Third favorite was the Carmelized Honey. This was a strange one, considering all the three additions ( even the 1%) made the cider taste almost Cola like. No one objected to the transformation, though the lavender was lost by 3% and the 5% tasted more like a flat Rum and Coke then a cider.

Next favorite was the Apple Juice Concentrate. This - as I guessed - was the addition that would cover back up the lavender notes with some actual apple flavor and aroma. This it did, but it didn't do much for either the mouthfeel or the finish.

Lastly the Clover Honey was just boring. It added sweetness but no interplay with the lavender, it added mouthfeel but no lessening of the astringency. I had to make the 11% addition just to get some honey notes and by then it was WAAAAYY too sweet to quaff.
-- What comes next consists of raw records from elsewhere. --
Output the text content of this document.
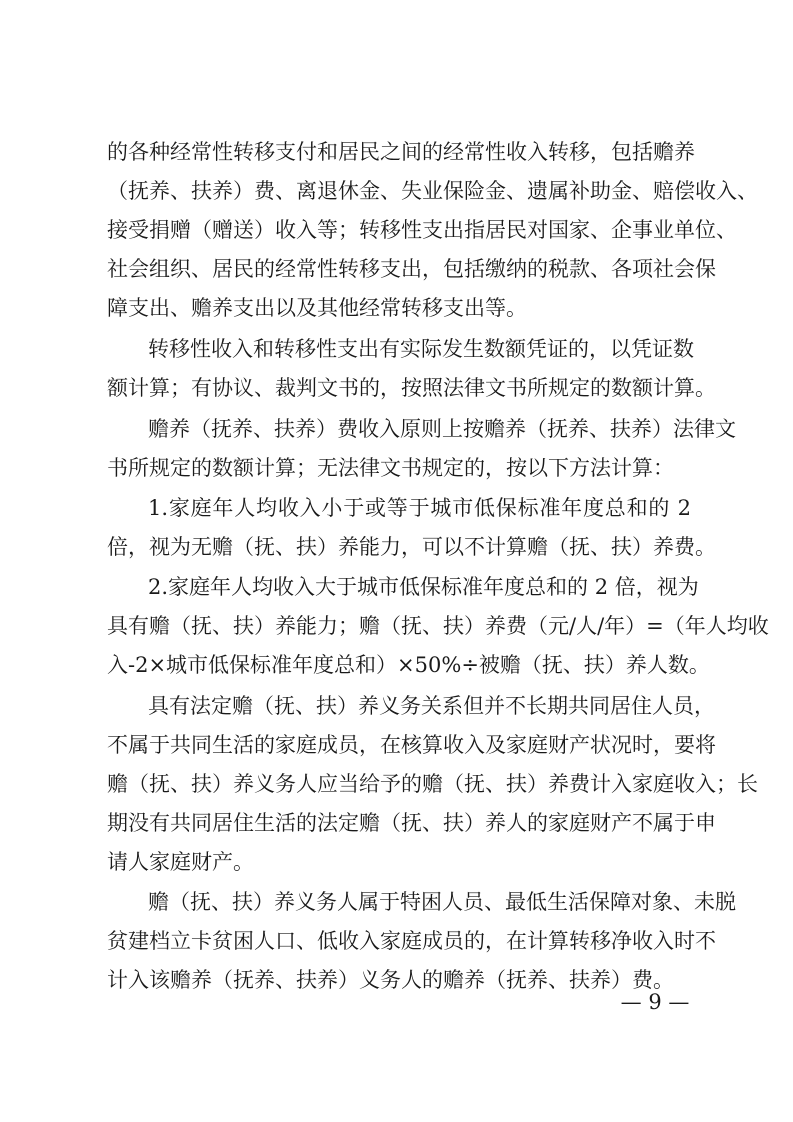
的各种经常性转移支付和居民之间的经常性收入转移，包括赡养
（抚养、扶养）费、离退休金、失业保险金、遗属补助金、赔偿收入、
接受捐赠（赠送）收入等；转移性支出指居民对国家、企事业单位、
社会组织、居民的经常性转移支出，包括缴纳的税款、各项社会保
障支出、赡养支出以及其他经常转移支出等。
转移性收入和转移性支出有实际发生数额凭证的，以凭证数
额计算；有协议、裁判文书的，按照法律文书所规定的数额计算。
赡养（抚养、扶养）费收入原则上按赡养（抚养、扶养）法律文
书所规定的数额计算；无法律文书规定的，按以下方法计算：
1.家庭年人均收入小于或等于城市低保标准年度总和的 2
倍，视为无赡（抚、扶）养能力，可以不计算赡（抚、扶）养费。
2.家庭年人均收入大于城市低保标准年度总和的 2 倍，视为
具有赡（抚、扶）养能力；赡（抚、扶）养费（元/人/年）=（年人均收
入-2×城市低保标准年度总和）×50%÷被赡（抚、扶）养人数。
具有法定赡（抚、扶）养义务关系但并不长期共同居住人员，
不属于共同生活的家庭成员，在核算收入及家庭财产状况时，要将
赡（抚、扶）养义务人应当给予的赡（抚、扶）养费计入家庭收入；长
期没有共同居住生活的法定赡（抚、扶）养人的家庭财产不属于申
请人家庭财产。
赡（抚、扶）养义务人属于特困人员、最低生活保障对象、未脱
贫建档立卡贫困人口、低收入家庭成员的，在计算转移净收入时不
计入该赡养（抚养、扶养）义务人的赡养（抚养、扶养）费。
— 9 —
In closing I had a lot of fun with this experiment, both in making the caramelized sweeteners and running them up against the tried and true sweeteners. I hope this gives you guys and gals some insights into your cider-making. I'd be happy to answer any questions you may have.

Cheers
 
Great info! I've wanted to try sweetening with maple syrup. I'm afraid I'm a little dense on your process...when you say 7% maple syrup, exactly how much did you add to how much cider and when? Thanks
 
Great info! I've wanted to try sweetening with maple syrup. I'm afraid I'm a little dense on your process...when you say 7% maple syrup, exactly how much did you add to how much cider and when? Thanks

Heya Archer,

I measured 7 grams of Maple Syrup into a small cup then poured in around 50 milliliter in that cup, stirred to incorporate then poured that into a 100 milliliter cup. topped off to 100 ml then into the tasting glass... very easy.